After I spoke out, hundreds of women came forward. In September 2020, Hadden was federally charged with inducing patients to travel across state lines to sexually abuse them. This January, many of those women sat in front of me in the federal courtroom as we heard the final verdict of those charges.

It was my first time in a room with him after all these years. They came back with their verdict very quickly: Guilty on all counts. Our understanding from the FBI agents and even the prosecutors was that it was going to take some time, but it was very decisive. It was a multi-week trial and they deliberated for something like less than two hours, which was surprising to everyone. It was incredibly affirming to be there with the other survivors in the room. When they came into the room with the verdict, you could hear this collective, guttural cry. That was the accumulation of years and years of struggle and anticipation. 

To date, over 300 women have come forward, both patients and nurses, with cases as far back as the ’90s. But because of the statute of limitations, which is largely arbitrary and varies from state to state, the vast majority of these women were left with no recourse. We all know how long it takes to out sexual predators, especially the powerful ones in influential positions. When all these women spoke up saying he did this to me too—I felt like I had opened this door…but then it was like the door slammed in their face. Oh, too bad, you’re too late.

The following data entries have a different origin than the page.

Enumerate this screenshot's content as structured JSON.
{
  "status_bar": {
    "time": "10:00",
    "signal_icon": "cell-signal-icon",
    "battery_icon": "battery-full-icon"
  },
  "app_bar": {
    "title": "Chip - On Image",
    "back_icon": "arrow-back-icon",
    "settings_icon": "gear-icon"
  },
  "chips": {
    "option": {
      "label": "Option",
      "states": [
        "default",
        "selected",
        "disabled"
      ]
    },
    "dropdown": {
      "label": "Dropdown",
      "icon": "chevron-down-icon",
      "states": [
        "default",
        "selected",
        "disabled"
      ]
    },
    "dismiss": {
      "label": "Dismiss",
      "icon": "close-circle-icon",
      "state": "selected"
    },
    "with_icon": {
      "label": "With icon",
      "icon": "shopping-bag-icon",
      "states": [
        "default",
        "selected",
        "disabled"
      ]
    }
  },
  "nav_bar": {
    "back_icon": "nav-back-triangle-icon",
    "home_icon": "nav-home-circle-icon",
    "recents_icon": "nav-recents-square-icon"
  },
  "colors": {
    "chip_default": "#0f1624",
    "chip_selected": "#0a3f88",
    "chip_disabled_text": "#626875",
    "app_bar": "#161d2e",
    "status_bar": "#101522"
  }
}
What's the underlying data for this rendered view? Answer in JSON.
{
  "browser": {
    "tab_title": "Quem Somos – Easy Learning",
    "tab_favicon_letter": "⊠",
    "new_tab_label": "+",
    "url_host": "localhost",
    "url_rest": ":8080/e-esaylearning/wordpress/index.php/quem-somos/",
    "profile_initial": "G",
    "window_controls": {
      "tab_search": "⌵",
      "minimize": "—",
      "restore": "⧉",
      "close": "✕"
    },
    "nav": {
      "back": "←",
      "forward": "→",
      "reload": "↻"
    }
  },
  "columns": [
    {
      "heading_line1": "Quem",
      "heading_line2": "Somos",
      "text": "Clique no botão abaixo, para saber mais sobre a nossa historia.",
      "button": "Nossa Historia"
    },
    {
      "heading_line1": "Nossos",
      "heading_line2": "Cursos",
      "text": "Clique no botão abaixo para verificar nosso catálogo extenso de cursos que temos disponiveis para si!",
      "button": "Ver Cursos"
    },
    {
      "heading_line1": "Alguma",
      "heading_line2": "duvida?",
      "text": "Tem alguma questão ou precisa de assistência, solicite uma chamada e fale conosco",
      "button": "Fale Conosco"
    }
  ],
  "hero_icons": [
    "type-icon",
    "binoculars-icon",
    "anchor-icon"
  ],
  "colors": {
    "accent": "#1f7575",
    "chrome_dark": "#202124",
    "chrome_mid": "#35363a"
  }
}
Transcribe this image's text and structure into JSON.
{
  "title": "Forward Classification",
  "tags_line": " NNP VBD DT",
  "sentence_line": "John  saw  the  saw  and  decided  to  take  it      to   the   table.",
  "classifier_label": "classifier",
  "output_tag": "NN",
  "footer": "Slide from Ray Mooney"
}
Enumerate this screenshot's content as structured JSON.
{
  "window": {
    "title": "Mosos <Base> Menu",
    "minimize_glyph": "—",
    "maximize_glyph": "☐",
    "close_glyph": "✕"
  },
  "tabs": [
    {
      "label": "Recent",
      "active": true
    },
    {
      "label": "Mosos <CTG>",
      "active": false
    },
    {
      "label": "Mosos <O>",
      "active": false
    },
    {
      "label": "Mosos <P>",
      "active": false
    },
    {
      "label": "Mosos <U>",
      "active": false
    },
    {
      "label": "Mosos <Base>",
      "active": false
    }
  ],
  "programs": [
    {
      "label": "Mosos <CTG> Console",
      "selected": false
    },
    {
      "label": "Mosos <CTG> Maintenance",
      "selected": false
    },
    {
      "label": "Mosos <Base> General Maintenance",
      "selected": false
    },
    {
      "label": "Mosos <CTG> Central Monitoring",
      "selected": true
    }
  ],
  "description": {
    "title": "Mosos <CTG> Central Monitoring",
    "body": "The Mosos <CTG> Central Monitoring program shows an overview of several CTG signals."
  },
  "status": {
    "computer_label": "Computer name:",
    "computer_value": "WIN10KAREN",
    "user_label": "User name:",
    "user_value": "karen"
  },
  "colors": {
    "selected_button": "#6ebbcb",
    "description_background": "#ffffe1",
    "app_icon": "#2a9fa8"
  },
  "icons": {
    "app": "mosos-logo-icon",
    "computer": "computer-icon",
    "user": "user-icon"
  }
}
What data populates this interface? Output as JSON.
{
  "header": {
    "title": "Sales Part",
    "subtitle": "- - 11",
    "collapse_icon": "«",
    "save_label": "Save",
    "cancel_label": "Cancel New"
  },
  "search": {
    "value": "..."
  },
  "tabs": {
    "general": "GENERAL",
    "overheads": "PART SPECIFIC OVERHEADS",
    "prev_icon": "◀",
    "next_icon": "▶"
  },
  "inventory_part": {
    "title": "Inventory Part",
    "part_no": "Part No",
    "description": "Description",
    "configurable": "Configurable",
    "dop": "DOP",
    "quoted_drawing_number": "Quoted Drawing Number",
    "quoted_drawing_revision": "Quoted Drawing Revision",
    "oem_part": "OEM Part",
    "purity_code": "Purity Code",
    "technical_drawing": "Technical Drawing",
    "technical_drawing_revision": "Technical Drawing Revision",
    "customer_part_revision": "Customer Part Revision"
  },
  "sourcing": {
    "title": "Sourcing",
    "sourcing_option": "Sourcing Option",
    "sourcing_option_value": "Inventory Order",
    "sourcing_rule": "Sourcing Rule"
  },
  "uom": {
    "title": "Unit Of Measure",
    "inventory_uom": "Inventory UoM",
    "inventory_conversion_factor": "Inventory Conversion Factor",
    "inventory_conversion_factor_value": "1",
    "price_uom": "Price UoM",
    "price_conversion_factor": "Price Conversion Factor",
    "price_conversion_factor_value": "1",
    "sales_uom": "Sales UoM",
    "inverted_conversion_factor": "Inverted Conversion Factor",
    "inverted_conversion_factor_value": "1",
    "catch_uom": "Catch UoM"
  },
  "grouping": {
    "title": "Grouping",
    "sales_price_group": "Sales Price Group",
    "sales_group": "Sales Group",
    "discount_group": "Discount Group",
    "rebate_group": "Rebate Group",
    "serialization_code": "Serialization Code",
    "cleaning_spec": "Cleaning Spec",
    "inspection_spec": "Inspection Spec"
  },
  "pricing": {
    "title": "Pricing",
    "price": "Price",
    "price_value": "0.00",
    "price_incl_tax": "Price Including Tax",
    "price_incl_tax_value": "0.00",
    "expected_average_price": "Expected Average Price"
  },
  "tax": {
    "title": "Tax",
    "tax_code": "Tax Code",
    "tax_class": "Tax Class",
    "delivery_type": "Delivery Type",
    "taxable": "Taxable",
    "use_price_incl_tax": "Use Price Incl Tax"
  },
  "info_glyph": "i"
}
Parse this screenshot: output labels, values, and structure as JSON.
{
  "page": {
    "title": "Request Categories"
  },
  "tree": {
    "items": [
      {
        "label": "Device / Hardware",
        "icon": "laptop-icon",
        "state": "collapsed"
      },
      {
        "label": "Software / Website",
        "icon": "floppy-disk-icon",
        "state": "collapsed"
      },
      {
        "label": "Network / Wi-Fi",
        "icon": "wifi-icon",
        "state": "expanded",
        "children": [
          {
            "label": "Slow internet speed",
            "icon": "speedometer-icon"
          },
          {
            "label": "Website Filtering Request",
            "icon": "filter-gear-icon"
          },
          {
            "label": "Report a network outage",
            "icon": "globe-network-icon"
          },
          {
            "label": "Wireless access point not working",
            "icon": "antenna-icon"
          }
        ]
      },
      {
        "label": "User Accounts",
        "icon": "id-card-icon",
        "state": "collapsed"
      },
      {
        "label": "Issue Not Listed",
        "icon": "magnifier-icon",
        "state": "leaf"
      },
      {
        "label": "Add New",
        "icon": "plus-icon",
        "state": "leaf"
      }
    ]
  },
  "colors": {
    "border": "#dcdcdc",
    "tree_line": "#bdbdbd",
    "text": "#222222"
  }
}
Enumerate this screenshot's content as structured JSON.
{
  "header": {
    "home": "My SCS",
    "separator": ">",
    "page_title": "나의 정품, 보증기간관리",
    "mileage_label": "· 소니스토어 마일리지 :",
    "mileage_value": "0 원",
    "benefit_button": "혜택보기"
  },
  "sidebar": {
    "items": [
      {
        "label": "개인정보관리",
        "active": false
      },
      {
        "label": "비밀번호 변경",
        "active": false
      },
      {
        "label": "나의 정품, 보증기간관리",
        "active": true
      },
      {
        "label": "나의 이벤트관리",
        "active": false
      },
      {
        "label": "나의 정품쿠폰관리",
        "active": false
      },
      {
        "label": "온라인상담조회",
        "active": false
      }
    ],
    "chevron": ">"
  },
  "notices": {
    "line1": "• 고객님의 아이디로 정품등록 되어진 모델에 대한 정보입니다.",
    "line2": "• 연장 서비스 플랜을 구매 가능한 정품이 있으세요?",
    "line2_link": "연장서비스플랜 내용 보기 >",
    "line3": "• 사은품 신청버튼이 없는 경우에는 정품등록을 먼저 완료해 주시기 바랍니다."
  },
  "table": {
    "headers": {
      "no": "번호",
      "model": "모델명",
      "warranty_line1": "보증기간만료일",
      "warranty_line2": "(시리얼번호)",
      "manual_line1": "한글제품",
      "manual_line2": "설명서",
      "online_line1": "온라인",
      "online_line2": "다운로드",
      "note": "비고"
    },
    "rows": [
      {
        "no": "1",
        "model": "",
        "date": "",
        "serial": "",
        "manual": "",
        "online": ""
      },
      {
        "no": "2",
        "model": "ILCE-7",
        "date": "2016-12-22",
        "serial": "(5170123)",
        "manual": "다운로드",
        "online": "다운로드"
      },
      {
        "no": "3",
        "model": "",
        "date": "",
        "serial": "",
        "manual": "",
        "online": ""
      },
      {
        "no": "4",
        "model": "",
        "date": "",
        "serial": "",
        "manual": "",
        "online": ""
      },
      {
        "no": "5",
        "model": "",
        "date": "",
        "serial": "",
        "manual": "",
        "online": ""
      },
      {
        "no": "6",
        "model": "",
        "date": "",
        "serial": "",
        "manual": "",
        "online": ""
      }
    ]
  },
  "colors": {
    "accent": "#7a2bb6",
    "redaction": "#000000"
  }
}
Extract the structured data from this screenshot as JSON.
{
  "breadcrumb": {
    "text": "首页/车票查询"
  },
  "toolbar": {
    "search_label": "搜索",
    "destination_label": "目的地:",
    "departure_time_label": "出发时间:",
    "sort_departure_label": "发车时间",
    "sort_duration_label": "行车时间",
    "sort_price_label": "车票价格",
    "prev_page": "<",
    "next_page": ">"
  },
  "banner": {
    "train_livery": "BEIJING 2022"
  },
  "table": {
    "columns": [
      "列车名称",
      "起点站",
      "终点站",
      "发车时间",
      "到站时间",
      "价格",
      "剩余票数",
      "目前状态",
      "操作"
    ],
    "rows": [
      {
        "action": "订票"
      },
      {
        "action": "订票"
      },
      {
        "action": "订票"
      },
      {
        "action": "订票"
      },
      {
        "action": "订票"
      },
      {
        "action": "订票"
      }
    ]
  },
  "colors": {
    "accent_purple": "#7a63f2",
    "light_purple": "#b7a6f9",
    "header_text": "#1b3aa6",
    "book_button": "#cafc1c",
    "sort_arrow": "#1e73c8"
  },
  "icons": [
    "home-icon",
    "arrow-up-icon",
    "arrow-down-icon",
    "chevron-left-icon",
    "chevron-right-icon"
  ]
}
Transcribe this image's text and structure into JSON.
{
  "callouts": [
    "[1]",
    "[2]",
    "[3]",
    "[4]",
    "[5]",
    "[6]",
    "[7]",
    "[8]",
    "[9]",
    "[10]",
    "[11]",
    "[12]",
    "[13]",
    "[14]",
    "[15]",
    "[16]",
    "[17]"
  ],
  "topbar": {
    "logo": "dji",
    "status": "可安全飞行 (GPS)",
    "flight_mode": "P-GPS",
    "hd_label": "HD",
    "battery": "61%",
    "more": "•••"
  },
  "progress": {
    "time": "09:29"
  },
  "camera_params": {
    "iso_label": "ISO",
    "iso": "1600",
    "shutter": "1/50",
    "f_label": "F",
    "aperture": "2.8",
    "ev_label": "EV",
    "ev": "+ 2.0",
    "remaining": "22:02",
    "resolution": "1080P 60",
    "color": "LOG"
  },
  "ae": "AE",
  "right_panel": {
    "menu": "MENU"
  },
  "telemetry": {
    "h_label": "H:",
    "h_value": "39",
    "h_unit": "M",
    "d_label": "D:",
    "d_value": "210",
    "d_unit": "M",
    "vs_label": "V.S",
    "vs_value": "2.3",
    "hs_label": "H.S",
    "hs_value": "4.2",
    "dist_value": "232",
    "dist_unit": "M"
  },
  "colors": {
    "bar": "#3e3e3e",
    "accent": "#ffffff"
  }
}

So, I got involved with Safe Horizon, a victim services organization, and helped pass a bill last May called the Adult Survivors Act, which allows for a one-year “look back window” so that any survivor of Hadden, or any survivor of sexual assault in the state of New York, can file a claim in court no matter when the abuse happened. That window ends in November 2023. So, it is absolutely time-sensitive that we get this word out now. 

To this day, I’m still waiting for Columbia University to notify former patients that a now twice-convicted sex offender worked at Columbia for 20-plus years. They’ve been saying that that’s not their responsibility, but how does that make sense?

We now know that Hadden was abusing women without them even being fully aware. He would make up false conditions and subject women to extraneous visits and invasive, painful exams. If they left the practice at some point they would never know, definitively, that they were being abused. Every former patient of his deserves to be able to examine her own experience and medical records to see if she was victimized.

The other part of it that makes me lose sleep is thinking of anyone out there who, like me, buried this experience thinking that they were completely alone. Knowing they were assaulted, but thinking, “Oh, this must have just been something I did to invite his abuse, so I’m just going to bury it and try to forget about it.”

If you’re not paying attention to the news, you would still think that you were alone. Everyone deserves to be notified. Everyone deserves a chance at some kind of justice closure.